Online Education: where is it going? what should we know?

This is an interesting article I found on the future of online courses. The author did a survey to look at successes and failures of online courses in the past, then looks at what administrators are going to have to do to make online courses in the future successful.

Interesting Quotes from the Article:

"Online learning is an increasingly prominent and legitimate presence in higher education—nearly one third of full-time and part time students at nonprofit and for-profit institutions took one or more online courses in 2009." (PG.1)

 

"launching and supporting effective online courses and programs involves more than
simply migrating old course syllabi to the Internet." (pg. 3).

"Successful, quality online education requires a major investment training, instructional services and personnel, and student
services—to support those courses and programs." (Pg. 3)

"New data from the fall 2010 Managing Online Education Survey, sponsored by our two organizations, The Campus Computing Project and the WICHE Consortium for Educational
Technology (WCET), point to robust growth in online programs at many institutions across the country. Fully half of the survey participants report that online enrollments at their institutions grew by more than 15 percent over the past three years, and two-fifths expect online enrollments to jump
by more than another 15 percent over the next three years."(pg.3)

"the number of students taking at least one online course grew from 1.6 million in fall 2002 to over 5.6 million in fall 2009."(pg.3)
 
"Almost half (44 percent) of the participants in our Managing Online Education survey, typically the
senior operating officer for an institution’s online programs, said that their programs were profitable.

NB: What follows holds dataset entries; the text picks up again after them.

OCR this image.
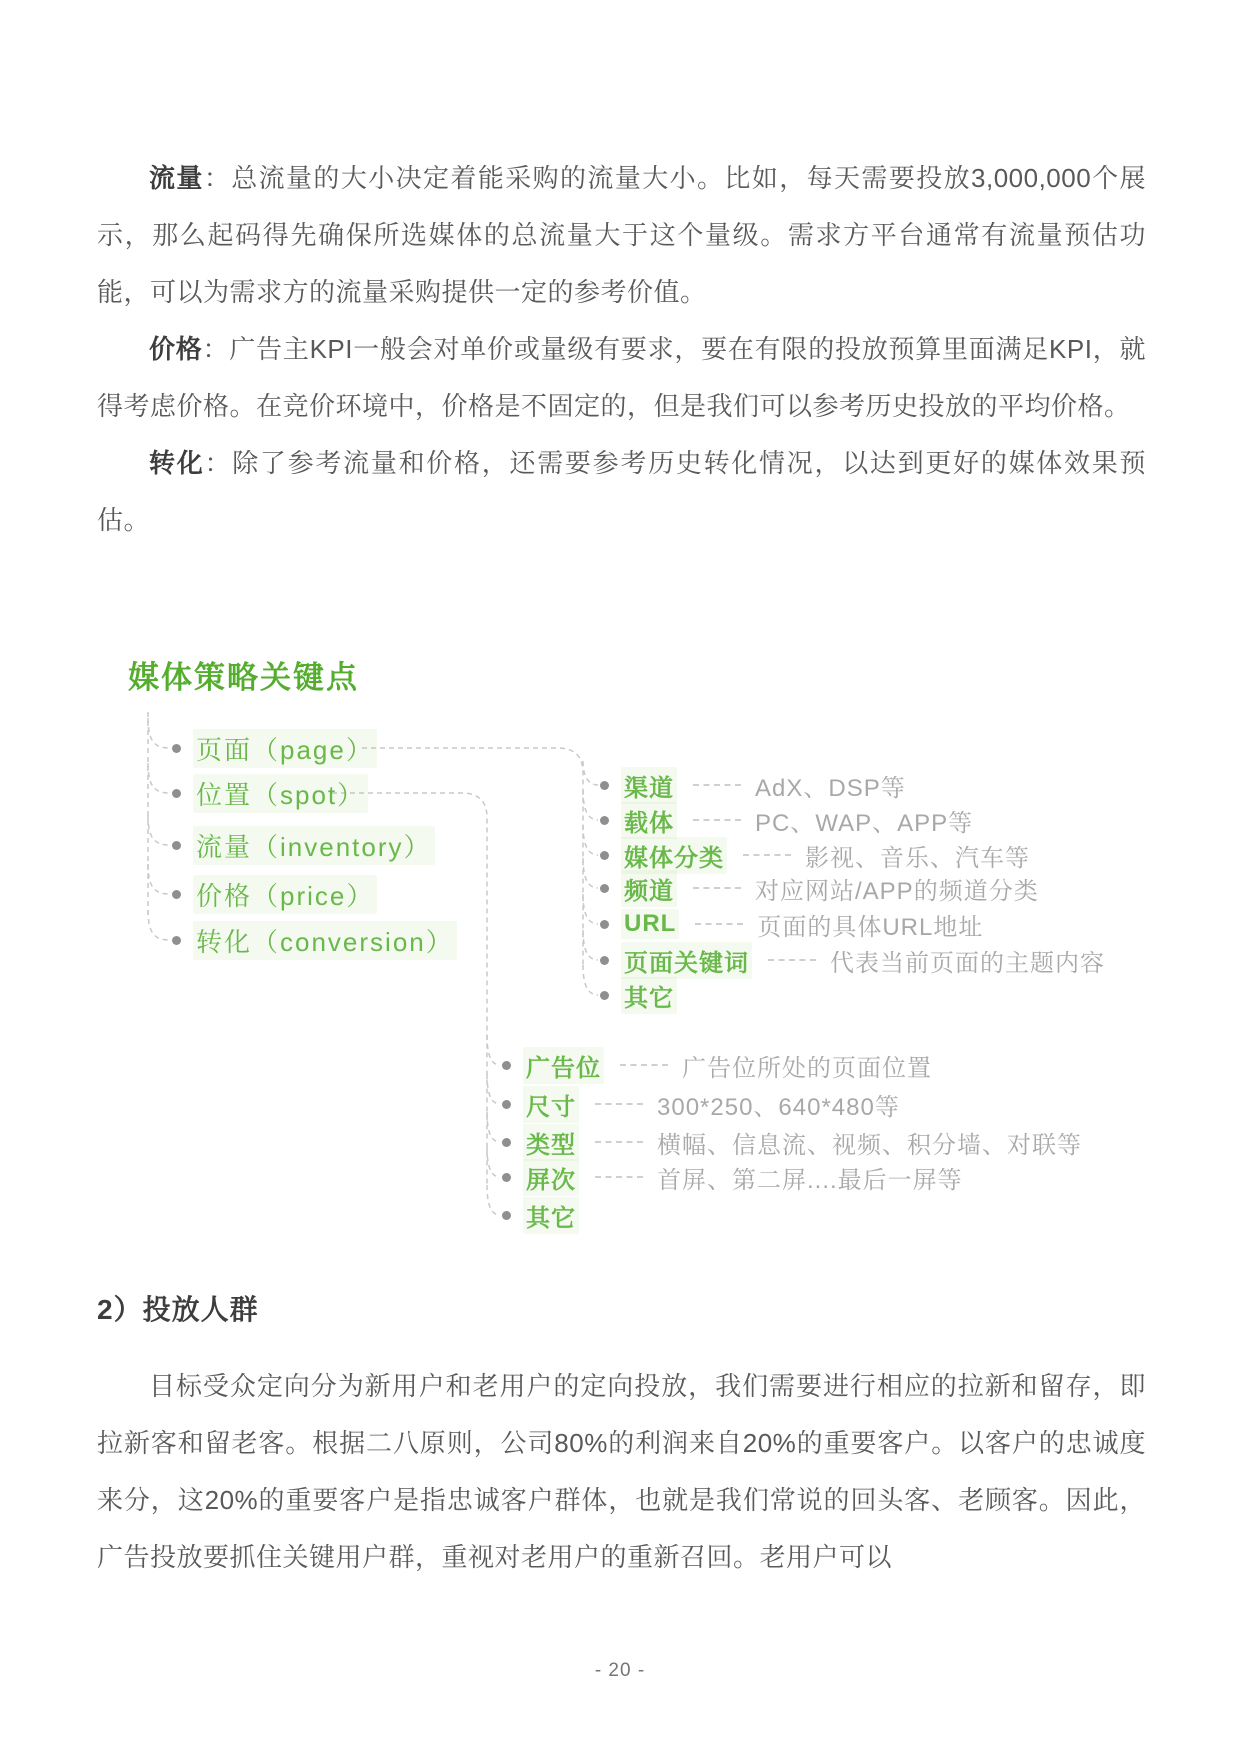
流量：总流量的大小决定着能采购的流量大小。比如，每天需要投放3,000,000个展示，那么起码得先确保所选媒体的总流量大于这个量级。需求方平台通常有流量预估功能，可以为需求方的流量采购提供一定的参考价值。

价格：广告主KPI一般会对单价或量级有要求，要在有限的投放预算里面满足KPI，就得考虑价格。在竞价环境中，价格是不固定的，但是我们可以参考历史投放的平均价格。

转化：除了参考流量和价格，还需要参考历史转化情况，以达到更好的媒体效果预估。

媒体策略关键点
页面（page）
位置（spot）
流量（inventory）
价格（price）
转化（conversion）
渠道	AdX、DSP等
载体	PC、WAP、APP等
媒体分类	影视、音乐、汽车等
频道	对应网站/APP的频道分类
URL	页面的具体URL地址
页面关键词	代表当前页面的主题内容
其它
广告位	广告位所处的页面位置
尺寸	300*250、640*480等
类型	横幅、信息流、视频、积分墙、对联等
屏次	首屏、第二屏....最后一屏等
其它
2）投放人群

目标受众定向分为新用户和老用户的定向投放，我们需要进行相应的拉新和留存，即拉新客和留老客。根据二八原则，公司80%的利润来自20%的重要客户。以客户的忠诚度来分，这20%的重要客户是指忠诚客户群体，也就是我们常说的回头客、老顾客。因此，广告投放要抓住关键用户群，重视对老用户的重新召回。老用户可以

- 20 -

In fact, more than 22 percent reported that profits—defined as total revenues minus all expenses—were better than 15 percent for the past academic year. Yet just as many of the respondents, 45 percent, reported that they did not know if their online programs were profitable this past academic year."(pg.3)
 
"What attributes, metrics, methods, and materials will adequately document the performance of each aspect and attribute of the rich mosaic of learning experiences that we want to provide for our constituencies? For example, is the institutional strategy for assessing online education similar to or different from the strategy for on-campus courses and programs?" (pg. 5)

Citation:
GreeN, KeNNeTh C., and Ellen Wagner. "online education: Where is it Going? What Should Boards Know?." TrusTeeship (2011).